Ok, Sr. Fabio, le agradezco sinceramente su consejo. Sin embargo, permítame explicarle mis razones para actuar de esta manera. —Veo un destello de curiosidad en sus ojos y me siento fortalecida

Usted tiene razón al señalar que no cerrar un acuerdo con esta influencer parece una oportunidad perdida. Pero tenga en cuenta que mis productos no son de bajo costo y yo no conozco el público que la sigue. Si hubiera hecho un acuerdo sin investigar, podría haber tenido un flujo de personas que alteraría las estadísticas de las redes sociales de mi negocio y afectaría la publicidad programada.

Sus ojos parecen enfocar aún más, como si estuviera evaluando mis palabras. Aprovecho para continuar:

Además, comprenda que, aunque la publicidad gratuita es valiosa, ella compartió conmigo algo íntimo, su salud. Mostró su lado más vulnerable, y no puedo aprovecharme de eso. Es cuestión de principios. Así que, junto a especialistas, haremos seguimiento a su caso para asegurar resultados duraderos y así, investigar el mercado que ella maneja adecuadamente.

Él se queda mirándome en silencio, y siento que la tensión en el aire podría cortarse con un cuchillo. No quiero dejar de mirarlo, ni siquiera un segundo. Mantengo mi mirada fija mientras recorro su rostro con la vista. Tiene ángulos bien definidos, una nariz recta, labios ligeramente gruesos, y su barba está bien arreglada. Sus ojos, inicialmente de color miel, ahora parecen turbios, como si estuvieran pensando demasiado.

Comprendo lo que dices y tienes razón. —Finalmente dice, con una expresión que mezcla admiración y sorpresa—. Por tu explicación, veo que participas activamente en el negocio. Me gustaría saber más de ustedes. Acordemos una cita para hoy a las 7 pm, al finalizar la exposición.

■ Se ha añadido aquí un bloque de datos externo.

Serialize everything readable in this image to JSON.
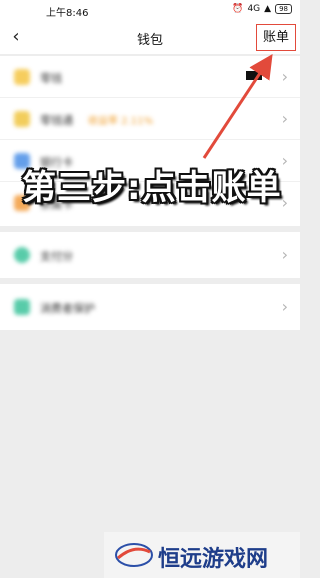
{
  "status_bar": {
    "time": "上午8:46",
    "network": "4G",
    "battery": "98"
  },
  "nav": {
    "back_icon": "back-arrow-icon",
    "title": "钱包",
    "bill_label": "账单"
  },
  "list": {
    "group1": [
      {
        "label": "零钱",
        "icon_color": "#f5c542"
      },
      {
        "label": "零钱通",
        "sub": "收益率 2.11%",
        "icon_color": "#f0c540"
      },
      {
        "label": "银行卡",
        "icon_color": "#4a8fe7"
      },
      {
        "label": "亲属卡",
        "icon_color": "#f39c3d"
      }
    ],
    "group2": [
      {
        "label": "支付分",
        "icon_color": "#3cc39b"
      }
    ],
    "group3": [
      {
        "label": "消费者保护",
        "icon_color": "#3cc39b"
      }
    ]
  },
  "overlay": {
    "instruction": "第三步:点击账单",
    "accent": "#e24a3b"
  },
  "watermark": {
    "text": "恒远游戏网"
  }
}
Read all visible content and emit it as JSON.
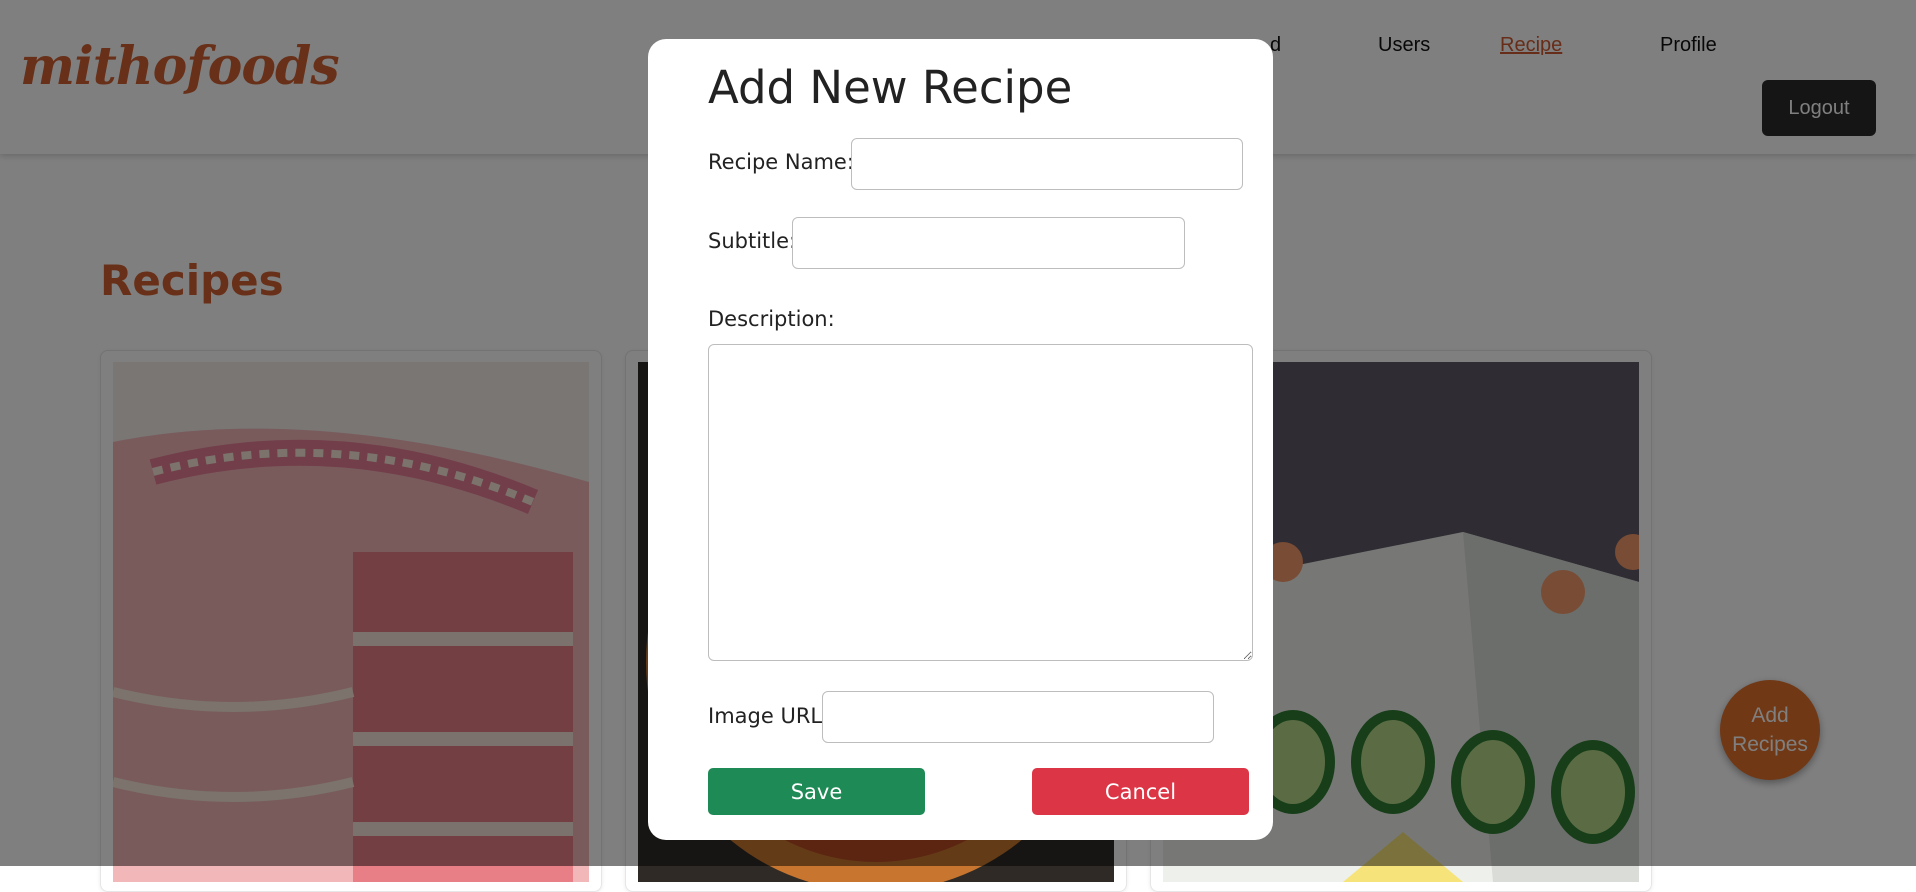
{
  "brand": {
    "logo_text": "mithofoods",
    "color": "#d06030"
  },
  "nav": {
    "items": [
      {
        "label": "d"
      },
      {
        "label": "Users"
      },
      {
        "label": "Recipe",
        "active": true
      },
      {
        "label": "Profile"
      }
    ],
    "active_color": "#d05a30",
    "logout_label": "Logout"
  },
  "main": {
    "title": "Recipes",
    "cards": [
      {
        "image": "pink-layer-cake-photo"
      },
      {
        "image": "pizza-photo"
      },
      {
        "image": "cucumber-salmon-sandwich-cake-photo"
      }
    ]
  },
  "fab": {
    "label_line1": "Add",
    "label_line2": "Recipes",
    "color": "#e0702a"
  },
  "modal": {
    "title": "Add New Recipe",
    "fields": {
      "name": {
        "label": "Recipe Name:",
        "value": "",
        "placeholder": ""
      },
      "subtitle": {
        "label": "Subtitle:",
        "value": "",
        "placeholder": ""
      },
      "description": {
        "label": "Description:",
        "value": "",
        "placeholder": ""
      },
      "image_url": {
        "label": "Image URL:",
        "value": "",
        "placeholder": ""
      }
    },
    "save_label": "Save",
    "cancel_label": "Cancel",
    "save_color": "#1e8a55",
    "cancel_color": "#dc3545"
  }
}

Recibo su tarjeta con su número de contacto directo y me sorprende la forma en que se despide:

Espero tu respuesta. Que tengas un feliz día, Isabella. Nos vemos a las 7 pm.

Y ahí se va, dejándome con el corazón latiendo desbocado. ¿Por qué este hombre me emociona de esta manera? ¿Es el desafío, la curiosidad, o simplemente el magnetismo que parece tener? No estoy segura, pero una cosa es clara: este encuentro ha añadido un giro inesperado a mi día.